Sabotage and protection of undersea infrastructure
Sabotage of the Nord Stream 1 and 2 gas pipelines in the Baltic Sea recently focussed attention on the importance of protecting undersea infrastructure. It has not been possible to identify the perpetrators of this act but gas pipelines are a small element of undersea infrastructure. There are also electrical supply cables, acoustic sensors (eg in the Greenland-Iceland-UK gap) and 1.3M kilometres of telecoms cables around the world carrying 95% of global internet traffic.
Russia is known to have a major interest in this infrastructure, especially in the Arctic and Northern waters. They have a separate department of their Ministry of Defence, the Deep Sea Research directorate known as
GUGI that uses covert undersea drones, mothership and mini submarines.
The Russian Northern Fleet also now has a large, unique submarine Belgorod (K-329). She is around 178 meters (583 ft) long, 15 meters (50 ft) wide and in the region of 30,000 tons. This makes it by far the largest built anywhere in the world since the famous Typhoon class. She is armed with the Poseidon strategic weapon that is also unique. Described by the US Navy as an ‘Intercontinental Nuclear-Powered Nuclear-Armed Autonomous Torpedo’, it combines incredible range with hard-to-kill performance. There is a concern that, with current weapons, it is effectively unstoppable once launched. It is believed not to be ready for deployment yet.
Launched in 2019, Belgorod was formally commissioned on July 8 2022. She was observed in the Barents Sea in late September. However, Belgorod has another important capability as well as carrying Poseidon. She can act as a mother submarine (‘host platform’) for special deep-diving midget submarines which operate on the sea floor. Russia has a fleet of these mother submarines for seabed warfare or interference with undersea infrastructure.
Meanwhile, China is also developing a capability to intercept telecom cables in the Indo-Pacific region to tap the information they carry in Chinese shore-based hubs.
Unmanned, autonomous vehicles with artificial intelligence – or drones – will proliferate in all environments in both sophisticated and relatively cheap forms. Research and development of military drones will spin off new technology to civil applications to avoid placing human operators in a hazardous environment. For example, inspection and repair of undersea cables.
In the military field, UK is already supplying undersea drones to Ukraine and training personnel to help detect Russian mines in the waters off its coast.
At the Conservative Party Conference, Defence Minister Ben Wallace announced that the UK will procure two new Multi-Role Ocean Survey Ships [MROSS]. They will be fitted with advanced sensors and carry a number of remotely operated and autonomous drones for data collection and have a crew of 15.
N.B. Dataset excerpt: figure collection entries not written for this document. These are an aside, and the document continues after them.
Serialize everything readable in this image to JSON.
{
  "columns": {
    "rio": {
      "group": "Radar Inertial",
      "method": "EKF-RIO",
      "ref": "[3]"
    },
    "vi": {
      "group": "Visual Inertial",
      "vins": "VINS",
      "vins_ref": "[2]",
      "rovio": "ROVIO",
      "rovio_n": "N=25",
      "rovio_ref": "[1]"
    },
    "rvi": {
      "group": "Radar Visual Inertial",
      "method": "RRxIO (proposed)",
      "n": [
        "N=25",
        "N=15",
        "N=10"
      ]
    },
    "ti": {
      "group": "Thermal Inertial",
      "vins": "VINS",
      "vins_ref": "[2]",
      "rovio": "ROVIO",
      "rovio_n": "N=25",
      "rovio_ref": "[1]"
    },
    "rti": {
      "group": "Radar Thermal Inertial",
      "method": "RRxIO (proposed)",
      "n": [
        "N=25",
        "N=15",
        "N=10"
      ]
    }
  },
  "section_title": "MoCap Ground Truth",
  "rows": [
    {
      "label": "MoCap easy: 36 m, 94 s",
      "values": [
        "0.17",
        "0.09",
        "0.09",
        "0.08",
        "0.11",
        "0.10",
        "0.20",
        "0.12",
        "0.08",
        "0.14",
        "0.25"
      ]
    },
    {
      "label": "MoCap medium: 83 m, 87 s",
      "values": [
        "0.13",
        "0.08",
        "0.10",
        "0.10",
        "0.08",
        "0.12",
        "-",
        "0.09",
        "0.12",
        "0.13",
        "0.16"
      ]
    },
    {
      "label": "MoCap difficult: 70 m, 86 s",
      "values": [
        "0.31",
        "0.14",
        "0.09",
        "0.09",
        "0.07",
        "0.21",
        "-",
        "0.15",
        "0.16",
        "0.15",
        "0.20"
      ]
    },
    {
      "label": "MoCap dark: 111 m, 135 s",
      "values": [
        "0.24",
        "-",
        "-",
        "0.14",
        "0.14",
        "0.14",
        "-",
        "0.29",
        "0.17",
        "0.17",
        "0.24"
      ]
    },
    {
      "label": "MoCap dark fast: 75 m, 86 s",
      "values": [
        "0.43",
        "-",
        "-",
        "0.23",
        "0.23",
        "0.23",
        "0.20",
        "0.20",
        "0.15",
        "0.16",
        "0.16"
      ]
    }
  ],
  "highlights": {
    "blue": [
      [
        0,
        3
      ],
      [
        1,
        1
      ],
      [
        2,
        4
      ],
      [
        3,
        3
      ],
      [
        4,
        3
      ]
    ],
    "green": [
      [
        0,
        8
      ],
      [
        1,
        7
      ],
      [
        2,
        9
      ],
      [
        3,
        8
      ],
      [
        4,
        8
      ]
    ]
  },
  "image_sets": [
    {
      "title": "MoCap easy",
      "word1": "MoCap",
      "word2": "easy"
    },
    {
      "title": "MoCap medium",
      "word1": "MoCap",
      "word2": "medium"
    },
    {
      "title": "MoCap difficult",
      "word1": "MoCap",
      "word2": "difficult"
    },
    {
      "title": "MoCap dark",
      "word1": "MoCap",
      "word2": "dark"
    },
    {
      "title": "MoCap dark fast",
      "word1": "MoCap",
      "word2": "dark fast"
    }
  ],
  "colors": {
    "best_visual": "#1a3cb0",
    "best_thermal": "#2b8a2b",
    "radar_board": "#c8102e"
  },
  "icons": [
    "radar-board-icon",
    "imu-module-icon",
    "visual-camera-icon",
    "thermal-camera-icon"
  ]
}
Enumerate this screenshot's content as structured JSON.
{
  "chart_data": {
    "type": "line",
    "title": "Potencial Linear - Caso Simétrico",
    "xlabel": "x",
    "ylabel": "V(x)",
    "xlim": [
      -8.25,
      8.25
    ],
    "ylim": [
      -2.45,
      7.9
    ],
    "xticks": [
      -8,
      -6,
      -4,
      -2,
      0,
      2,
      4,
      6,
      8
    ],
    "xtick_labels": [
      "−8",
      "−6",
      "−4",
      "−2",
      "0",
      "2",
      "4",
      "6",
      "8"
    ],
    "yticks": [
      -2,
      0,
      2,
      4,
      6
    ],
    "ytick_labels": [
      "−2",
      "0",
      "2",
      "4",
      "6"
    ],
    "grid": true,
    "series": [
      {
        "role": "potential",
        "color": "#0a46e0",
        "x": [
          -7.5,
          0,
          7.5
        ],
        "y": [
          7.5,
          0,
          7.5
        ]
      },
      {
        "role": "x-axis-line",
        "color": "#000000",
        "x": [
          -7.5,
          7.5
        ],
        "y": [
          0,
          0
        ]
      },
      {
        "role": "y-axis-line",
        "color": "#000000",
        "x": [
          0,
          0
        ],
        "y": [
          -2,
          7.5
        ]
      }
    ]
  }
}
To note is that the UK has also awarded Italian company Leonardo a £60M four-year contract to design an unmanned, 3-tonne helicopter demonstrator to assist Merlin ASW helicopters in dropping a field of sonobuoys for submarine detection. The project is called Proteus and first flight is scheduled in 2025.
But those are reactive measures. What must Europe do to catch up on emerging threats? It has to grip emerging technologies, such as nano-technology and artificial intelligence (AI), that have military applications. The first step is to get the UK back into the EU Horizon scientific research programmes to pool our talents in the development of these for cyber warfare. Europe, including the UK, then needs to promote public-private partnership in critical technologies for a coherent R&D and military procurement strategy. This leads to an integrated European security and defence force plan for the future. Its primary focus should be how best to integrate emerging technologies with existing, legacy platforms. Only then does HMS Queen Elizabeth stand a chance of surviving the scenario in my story of 2030.